Greg Przyjemski asked about builing a music box. For the type of
technical information he is asking for, he needs to find the Bulleid
books on music boxes and their restoration. Mr. Bulleid has some very
definite ratios for bass note to square inches (or centimeters) of the
interior or the box. However, looking at many cylinder boxes in my
collection, made over the last 175 years, the ratios are certainly an
optimum, and the size to sound actual practise varied widely. For
instance, the early snuff boxes have incredible sound when placed on a
table (or another music box) and have no feet, no soundboard, and
certainly no resonance space. At the opposite extreme, late boxes have
their bedplates raised from the bottom and mounted either on boards or
with integral mounting feet built onto the bedplate. They were intended
to be louder, and therefore were designed with more sound chamber. So
now you have to make a decision about the type of sound you want.

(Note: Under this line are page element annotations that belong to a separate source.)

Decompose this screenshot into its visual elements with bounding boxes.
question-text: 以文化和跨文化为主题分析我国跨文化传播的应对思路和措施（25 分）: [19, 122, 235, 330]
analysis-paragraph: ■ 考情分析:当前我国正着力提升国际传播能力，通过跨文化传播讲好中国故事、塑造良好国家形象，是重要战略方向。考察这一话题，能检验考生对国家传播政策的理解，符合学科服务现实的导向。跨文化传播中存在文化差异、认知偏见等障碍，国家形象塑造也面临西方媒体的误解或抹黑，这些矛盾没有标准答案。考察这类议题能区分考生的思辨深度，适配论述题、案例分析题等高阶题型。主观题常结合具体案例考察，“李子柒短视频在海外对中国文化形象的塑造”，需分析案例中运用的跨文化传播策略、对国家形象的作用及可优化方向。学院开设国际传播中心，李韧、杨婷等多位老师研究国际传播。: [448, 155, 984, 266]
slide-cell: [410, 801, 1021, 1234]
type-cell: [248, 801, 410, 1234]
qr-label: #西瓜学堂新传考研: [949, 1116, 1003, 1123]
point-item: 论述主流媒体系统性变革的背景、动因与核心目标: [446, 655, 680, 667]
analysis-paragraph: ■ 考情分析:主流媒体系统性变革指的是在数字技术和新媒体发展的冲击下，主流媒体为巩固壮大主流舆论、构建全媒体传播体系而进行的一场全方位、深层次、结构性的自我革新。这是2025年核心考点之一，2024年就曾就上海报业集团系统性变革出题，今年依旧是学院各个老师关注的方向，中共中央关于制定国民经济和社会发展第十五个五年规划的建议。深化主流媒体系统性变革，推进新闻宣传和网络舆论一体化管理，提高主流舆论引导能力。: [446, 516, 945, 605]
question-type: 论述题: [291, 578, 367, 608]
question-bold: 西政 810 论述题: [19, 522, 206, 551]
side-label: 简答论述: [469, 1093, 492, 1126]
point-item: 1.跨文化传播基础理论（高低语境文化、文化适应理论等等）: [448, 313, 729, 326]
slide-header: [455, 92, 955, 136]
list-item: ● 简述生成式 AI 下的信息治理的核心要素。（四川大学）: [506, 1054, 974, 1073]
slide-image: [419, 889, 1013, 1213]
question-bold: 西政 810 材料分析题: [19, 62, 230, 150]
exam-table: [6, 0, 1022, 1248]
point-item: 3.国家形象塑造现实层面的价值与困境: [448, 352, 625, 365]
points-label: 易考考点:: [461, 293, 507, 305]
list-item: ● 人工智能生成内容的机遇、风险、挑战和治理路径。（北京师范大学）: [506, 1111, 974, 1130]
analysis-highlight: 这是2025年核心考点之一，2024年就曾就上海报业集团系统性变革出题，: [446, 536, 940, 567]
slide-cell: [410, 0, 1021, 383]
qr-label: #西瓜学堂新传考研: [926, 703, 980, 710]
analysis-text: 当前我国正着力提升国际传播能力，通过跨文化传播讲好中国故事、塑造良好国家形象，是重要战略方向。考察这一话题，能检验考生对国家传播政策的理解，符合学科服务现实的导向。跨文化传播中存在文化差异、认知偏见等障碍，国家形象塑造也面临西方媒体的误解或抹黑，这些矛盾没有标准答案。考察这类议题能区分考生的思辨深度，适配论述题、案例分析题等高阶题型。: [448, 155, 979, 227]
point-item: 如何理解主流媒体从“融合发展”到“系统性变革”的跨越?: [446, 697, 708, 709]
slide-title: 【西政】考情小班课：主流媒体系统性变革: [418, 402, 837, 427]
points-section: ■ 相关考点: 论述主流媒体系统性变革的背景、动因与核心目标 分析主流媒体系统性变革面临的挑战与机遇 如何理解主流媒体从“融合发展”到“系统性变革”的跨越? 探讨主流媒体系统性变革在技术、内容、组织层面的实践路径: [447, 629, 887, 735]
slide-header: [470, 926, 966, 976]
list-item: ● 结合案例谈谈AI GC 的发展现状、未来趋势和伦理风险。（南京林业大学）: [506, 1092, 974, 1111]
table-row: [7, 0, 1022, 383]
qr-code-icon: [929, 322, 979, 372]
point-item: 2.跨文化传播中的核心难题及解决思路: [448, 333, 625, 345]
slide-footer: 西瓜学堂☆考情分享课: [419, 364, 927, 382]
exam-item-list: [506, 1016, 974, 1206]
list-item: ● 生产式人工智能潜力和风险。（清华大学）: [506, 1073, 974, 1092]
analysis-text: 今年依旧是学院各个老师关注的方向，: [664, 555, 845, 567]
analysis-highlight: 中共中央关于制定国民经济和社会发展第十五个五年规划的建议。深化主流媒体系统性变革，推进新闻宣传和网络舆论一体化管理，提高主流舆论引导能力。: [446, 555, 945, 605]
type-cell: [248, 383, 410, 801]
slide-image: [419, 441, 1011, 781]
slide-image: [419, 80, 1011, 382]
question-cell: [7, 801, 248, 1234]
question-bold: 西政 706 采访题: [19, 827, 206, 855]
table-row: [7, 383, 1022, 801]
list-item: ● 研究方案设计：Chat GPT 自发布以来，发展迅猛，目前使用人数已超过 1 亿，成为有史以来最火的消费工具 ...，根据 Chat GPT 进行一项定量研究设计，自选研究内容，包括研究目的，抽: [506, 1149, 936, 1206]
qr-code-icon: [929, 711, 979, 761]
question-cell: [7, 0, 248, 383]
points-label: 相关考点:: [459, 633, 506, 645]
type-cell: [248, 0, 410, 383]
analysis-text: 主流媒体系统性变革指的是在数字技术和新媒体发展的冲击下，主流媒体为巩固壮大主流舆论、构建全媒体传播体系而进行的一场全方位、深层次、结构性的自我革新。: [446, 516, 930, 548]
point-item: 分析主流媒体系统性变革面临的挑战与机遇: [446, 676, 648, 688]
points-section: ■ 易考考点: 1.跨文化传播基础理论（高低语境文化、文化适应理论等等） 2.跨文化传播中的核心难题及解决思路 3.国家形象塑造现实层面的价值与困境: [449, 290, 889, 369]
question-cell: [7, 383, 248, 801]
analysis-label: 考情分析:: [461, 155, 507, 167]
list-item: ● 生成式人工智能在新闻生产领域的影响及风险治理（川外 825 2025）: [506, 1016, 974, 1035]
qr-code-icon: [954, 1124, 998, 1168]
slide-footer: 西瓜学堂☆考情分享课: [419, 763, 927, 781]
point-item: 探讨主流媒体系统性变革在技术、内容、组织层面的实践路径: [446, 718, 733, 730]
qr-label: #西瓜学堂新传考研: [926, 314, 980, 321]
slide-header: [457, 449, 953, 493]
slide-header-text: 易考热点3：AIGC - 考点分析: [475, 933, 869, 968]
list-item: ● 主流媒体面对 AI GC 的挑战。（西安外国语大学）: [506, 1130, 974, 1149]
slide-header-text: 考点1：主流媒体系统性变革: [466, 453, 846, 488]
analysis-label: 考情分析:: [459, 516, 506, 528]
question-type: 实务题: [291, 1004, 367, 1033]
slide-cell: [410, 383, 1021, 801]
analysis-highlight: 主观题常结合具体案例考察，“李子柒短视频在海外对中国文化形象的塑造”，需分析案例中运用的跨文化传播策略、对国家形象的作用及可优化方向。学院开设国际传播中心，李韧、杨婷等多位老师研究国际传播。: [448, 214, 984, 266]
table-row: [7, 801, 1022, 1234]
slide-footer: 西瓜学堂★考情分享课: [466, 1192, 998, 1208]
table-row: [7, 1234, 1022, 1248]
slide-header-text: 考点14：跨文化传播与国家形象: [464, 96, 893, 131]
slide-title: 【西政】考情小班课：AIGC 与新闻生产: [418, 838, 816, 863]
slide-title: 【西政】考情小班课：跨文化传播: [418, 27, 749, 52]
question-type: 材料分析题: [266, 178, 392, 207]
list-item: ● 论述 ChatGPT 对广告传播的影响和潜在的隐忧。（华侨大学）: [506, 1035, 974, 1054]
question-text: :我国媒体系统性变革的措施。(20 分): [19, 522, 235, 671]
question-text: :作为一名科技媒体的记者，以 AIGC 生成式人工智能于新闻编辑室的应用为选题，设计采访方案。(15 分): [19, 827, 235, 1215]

I would like to throw in a word of caution. While most available wood
finishes are suitable for use in a music box, there are some finishes
that can cause damage to leads over a period of time. One of our MBSI
members did an experiment with finishes after he refinished a box and
found that the leads had oxidized in a very short time. For whatever
reason, (chemist Chuck Walker - any ideas?) Rustoleum type finishes can
cause deterioration in lead almost immediately. Lacquers cause no
problems and I have not heard of any other specific problems from modern
finishes. Just a word of caution.
It sure is nice to have music box strings!